Şimdi şu Beşiktaş’ın mali yapısı, borcun çevrilmesi vb. temcit pilavı haline gelen söylemleri kenara bırakalım. Geçen sezon yani FEDA sezonunda devre arası transferlerde dahil kaç tane transfer yapılmış. 13 yazıyla ONÜÇ. Bu yıl sene başında yapılan transfer sayısı: 11 yazıyla ONBİR (devre arası dahil değil). Toplamda ne eder 24 yazıyla YİRMİDÖRT. Bu Yirmi dört transferin içinde kaç tanesi önümüzdeki yıllarda takımda başarıyla hizmet eder şeklinde duruyor. Benim cevabım bir tek Oğuzhan Özyakup. Belki Olcay, Kerim Frei ve Pedro Franco. Bu üçünden emin değiliz, ama diyelim ki bunlarda tuttu. 24 transferde 4 isabet. Buna karşın satmaya kalksan müşterisi çıkmayan ya da aldığımız ve/veya ödediğimiz maaştan çok daha az para verilen/önerilen adamlar kimler ? Yanıt : Almeida, Fernandes, Holosko, Eneramo, Sezer, Ersan, Pektemek, Uğur Boral, Serdar Kurtuluş, Gökhan Süzen, Escude…Tamam belki bunların çoğuna yüksek bonservis ödemedik, bazılarına hiç bonservis ödemedik ama en azından oyunculara normal piyasa rayicinden transfer ve maaş ödemesi yapıyorsun.

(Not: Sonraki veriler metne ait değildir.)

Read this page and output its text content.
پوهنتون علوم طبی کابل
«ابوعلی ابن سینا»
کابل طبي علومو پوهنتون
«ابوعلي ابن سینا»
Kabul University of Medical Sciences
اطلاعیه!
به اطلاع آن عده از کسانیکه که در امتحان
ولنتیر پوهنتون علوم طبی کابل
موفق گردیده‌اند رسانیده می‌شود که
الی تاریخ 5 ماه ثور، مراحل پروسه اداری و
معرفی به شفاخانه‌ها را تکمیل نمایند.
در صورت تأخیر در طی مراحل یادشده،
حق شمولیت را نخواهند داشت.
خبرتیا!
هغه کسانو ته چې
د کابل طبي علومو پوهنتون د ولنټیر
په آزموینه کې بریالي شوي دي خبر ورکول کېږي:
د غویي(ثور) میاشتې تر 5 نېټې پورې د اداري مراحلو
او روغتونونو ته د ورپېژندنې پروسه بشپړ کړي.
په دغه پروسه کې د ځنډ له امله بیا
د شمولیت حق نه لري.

Buradan çıkan iki önemli sonuç var: Bir, Beşiktaş’ın transfer politikası son derece sorunlu ve akılcılıktan uzak. İki, Beşiktaş’ın parası olmadığı için kadrosu zayıf değil. Kadro zayıflığı parasızlıktan değil, paranın akıllıca kullanılmamasından
kaynaklanıyor.

Ali

y dedi ki...

@Övünç ve Gürcan

FB bu yıl tüm takımlardan daha iyi olduğu için, normal koşullar altında ligi ilk sırada bitirecektir ve normal koşullar altında da bizi ligin her iki maçında da yenecektir.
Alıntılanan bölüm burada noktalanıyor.